LA VILLA — Officials here broke ground in late February on a $4 million wastewater treatment plant expansion to keep up with the demands of the 1,300-bed private prison.

LA VILLA — Officials here broke ground in late February on a $4 million wastewater treatment plant expansion to keep up with the demands of the 1,300-bed private prison.

The U.S. Department of Agriculture awarded the city of La Villa a $1.6 million grant along with a $2.4 low-interest loan in 2017 that will be paid back over 40 years.

Initially, the city considered a $4 million loan to expand the decades-old wastewater treatment plant because it had been frequently operating overcapacity, said City Administrator Arnie Amaro.

The about $2.4 million loan is secured by certificates of obligation and backed by ad valorem taxes along with wastewater works revenues. Yet, there are no plans to increase water and sewage or property tax rates to foot the cost of the multi-million-dollar project.

The city’s engineer — La Feria-based Fulcrum Consulting Services along with Ferguson Construction — began working on the expansion in February.

Plant supervisor Johnny Wells last November notified the Texas Commission on Environmental Quality about the facility, which has a flow capacity of 200 million gallons per day, working overcapacity by 21 percent.

A TCEQ inspector found 11 potential violations at the plant last August, including failure to maintain systems of treatment and effluent limits.

“It’s no secret. The state was breathing down our neck,” Amaro said.

The wastewater treatment plant has constantly been operating beyond its effluent discharge permit parameters of 200 million gallons per day.

“I’m over that every day,” Wells said.

The expansion will sustain 580 millions of gallons per day — an additional 380 million more than the current flow capacity.

“The day that the first flow comes into the (upgraded) plant, we’ll be finally in compliance for the first time in over 10 years,” Wells said.

Water from toilets, bathtubs and city drains flows into the plant to be treated with a series of chemicals to remove pollutants before being released into nearby drainage ditches that eventually feed into the Laguna Madre. The current plant, though, cannot keep up with all the wastewater from the city’s about 2,000 residents and an additional 1,100 to 1,200 people imprisoned in La Villa.

“I want the community to realize that this is a good thing,” Amaro said. “This is a very monumental year for us. … A lot of seeds were planted a few years back and this is the year that we’re going to start seeing a lot of fruit from that labor.”

The prison uses a large chunk of the city’s utilities — about 40 to 45 of the total, Amaro said.

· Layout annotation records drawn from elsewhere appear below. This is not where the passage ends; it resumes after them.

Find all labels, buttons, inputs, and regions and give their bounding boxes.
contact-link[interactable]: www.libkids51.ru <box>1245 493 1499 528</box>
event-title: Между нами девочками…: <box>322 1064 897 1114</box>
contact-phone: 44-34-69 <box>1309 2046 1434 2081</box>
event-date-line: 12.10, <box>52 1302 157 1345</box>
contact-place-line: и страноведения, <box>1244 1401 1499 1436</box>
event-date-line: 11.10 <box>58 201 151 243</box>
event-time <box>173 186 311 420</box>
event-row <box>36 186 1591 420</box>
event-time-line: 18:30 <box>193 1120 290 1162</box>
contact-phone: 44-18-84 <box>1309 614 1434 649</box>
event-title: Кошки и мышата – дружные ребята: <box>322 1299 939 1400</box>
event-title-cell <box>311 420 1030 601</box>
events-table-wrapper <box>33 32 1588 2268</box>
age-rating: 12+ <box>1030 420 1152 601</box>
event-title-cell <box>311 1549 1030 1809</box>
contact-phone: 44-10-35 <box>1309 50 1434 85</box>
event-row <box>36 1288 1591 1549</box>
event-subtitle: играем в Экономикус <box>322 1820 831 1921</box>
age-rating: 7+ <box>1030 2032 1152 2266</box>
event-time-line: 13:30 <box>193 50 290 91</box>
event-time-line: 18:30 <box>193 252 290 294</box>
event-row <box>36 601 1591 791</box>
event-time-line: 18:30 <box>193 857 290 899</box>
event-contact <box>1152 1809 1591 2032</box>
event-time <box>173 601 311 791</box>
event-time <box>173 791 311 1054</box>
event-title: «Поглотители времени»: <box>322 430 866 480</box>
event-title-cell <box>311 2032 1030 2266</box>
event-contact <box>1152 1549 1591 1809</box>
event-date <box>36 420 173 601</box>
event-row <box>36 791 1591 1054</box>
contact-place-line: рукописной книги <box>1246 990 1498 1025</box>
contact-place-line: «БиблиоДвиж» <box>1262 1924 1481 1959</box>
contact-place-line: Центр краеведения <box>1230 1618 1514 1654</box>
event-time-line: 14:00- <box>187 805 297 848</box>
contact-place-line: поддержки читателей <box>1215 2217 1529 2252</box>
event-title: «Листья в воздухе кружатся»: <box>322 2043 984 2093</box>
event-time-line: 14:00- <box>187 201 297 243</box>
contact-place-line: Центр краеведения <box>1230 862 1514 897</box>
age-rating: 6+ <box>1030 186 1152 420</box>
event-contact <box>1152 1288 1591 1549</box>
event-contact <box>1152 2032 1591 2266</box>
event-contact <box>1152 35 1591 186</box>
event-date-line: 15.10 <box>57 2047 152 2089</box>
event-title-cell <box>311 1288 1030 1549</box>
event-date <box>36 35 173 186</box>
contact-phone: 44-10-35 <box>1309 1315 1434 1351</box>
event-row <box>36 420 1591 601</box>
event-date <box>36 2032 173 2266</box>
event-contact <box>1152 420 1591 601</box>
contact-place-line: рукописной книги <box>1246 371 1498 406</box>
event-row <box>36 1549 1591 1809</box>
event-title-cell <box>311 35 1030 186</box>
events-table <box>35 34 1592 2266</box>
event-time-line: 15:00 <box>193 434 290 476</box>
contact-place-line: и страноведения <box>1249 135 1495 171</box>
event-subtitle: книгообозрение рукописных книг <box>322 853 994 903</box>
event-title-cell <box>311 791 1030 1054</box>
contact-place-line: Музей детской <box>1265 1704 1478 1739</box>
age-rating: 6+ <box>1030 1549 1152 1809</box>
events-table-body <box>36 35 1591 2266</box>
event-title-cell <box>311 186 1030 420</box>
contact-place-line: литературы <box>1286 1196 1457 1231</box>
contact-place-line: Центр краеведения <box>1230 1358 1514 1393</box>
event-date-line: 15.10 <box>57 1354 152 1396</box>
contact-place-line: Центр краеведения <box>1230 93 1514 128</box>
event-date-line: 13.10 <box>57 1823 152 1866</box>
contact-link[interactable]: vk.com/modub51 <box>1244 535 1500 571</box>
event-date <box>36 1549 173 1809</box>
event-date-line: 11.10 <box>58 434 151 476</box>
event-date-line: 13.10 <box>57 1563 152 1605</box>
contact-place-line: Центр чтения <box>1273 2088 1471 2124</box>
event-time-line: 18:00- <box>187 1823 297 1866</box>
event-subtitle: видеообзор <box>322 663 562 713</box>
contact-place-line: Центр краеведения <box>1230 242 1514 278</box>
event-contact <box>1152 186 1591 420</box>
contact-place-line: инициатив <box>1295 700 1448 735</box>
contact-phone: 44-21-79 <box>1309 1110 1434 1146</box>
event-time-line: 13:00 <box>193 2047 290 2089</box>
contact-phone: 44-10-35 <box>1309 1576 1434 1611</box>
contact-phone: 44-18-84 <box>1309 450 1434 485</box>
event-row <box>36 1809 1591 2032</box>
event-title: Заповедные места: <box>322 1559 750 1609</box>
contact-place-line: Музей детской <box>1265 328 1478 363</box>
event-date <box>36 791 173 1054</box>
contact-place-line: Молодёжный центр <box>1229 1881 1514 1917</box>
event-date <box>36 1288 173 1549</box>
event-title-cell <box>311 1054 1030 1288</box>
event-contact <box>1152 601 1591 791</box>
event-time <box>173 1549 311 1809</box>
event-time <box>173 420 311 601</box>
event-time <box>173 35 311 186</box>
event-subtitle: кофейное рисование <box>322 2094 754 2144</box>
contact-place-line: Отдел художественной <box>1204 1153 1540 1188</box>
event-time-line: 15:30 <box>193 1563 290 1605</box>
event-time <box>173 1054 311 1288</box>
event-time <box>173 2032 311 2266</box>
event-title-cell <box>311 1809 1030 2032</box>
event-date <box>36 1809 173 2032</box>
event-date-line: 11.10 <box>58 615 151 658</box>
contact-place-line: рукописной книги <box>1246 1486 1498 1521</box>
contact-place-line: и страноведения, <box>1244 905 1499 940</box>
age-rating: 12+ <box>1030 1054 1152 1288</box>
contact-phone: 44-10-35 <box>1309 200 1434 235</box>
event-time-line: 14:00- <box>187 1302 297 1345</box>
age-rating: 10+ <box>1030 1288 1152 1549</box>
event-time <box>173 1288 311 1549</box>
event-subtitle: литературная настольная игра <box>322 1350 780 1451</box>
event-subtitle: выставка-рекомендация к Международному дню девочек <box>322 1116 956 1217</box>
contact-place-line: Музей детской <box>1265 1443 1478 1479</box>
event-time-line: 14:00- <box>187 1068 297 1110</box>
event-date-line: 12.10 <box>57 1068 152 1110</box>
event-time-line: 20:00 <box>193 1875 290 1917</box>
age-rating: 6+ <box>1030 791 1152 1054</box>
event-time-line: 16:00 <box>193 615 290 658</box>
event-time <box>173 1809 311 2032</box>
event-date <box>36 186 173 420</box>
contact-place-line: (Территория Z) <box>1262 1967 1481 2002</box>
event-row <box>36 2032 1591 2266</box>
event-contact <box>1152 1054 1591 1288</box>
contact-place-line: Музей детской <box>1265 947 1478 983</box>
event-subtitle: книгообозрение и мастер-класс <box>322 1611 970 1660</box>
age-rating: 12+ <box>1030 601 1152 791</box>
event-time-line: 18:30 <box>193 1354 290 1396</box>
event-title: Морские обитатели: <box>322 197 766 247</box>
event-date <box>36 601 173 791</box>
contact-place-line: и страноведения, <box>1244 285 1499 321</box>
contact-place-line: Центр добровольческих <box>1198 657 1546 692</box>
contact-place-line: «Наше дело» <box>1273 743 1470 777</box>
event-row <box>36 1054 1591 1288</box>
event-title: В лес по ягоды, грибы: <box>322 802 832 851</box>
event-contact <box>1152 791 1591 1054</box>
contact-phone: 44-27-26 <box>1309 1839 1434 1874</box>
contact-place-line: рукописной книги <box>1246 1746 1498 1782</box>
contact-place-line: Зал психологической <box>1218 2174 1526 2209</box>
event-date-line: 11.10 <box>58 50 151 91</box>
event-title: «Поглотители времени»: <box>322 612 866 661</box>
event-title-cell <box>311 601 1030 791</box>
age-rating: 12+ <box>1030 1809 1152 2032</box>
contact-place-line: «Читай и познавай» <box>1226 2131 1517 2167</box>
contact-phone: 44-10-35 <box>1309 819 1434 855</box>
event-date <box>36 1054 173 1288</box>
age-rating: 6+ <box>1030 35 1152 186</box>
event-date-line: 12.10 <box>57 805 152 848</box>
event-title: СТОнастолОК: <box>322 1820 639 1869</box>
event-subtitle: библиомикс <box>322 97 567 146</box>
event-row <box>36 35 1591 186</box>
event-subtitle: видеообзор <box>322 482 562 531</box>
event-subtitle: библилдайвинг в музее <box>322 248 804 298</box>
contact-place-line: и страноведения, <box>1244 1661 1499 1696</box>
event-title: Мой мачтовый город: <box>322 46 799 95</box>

The financial benefits for the private prison and the city are a two-way street — GEO Group, as part of an agreement, pays the municipality $1.50 a day per incarcerated person. Part of the per diem will be used to pay back the loan, Amaro said.

“With this expansion here, we can sleep a lot better at night knowing that if there’s ever a need to expand (the prison population), we have the capacity to sustain it,” he said.

The plant’s expansion should be completed by March 2019.

Of the $4 million, $3.1 million will go toward actual construction, $330,000 for engineering fees, $104,000 for inspection, $335,000 for contingency and the rest will be used for land and rights-of-way, legal fees, bond counsel and interest.

“I very firmly feel that the city needed (the expansion) very badly, to survive and ultimately continue to grow,” Amaro said.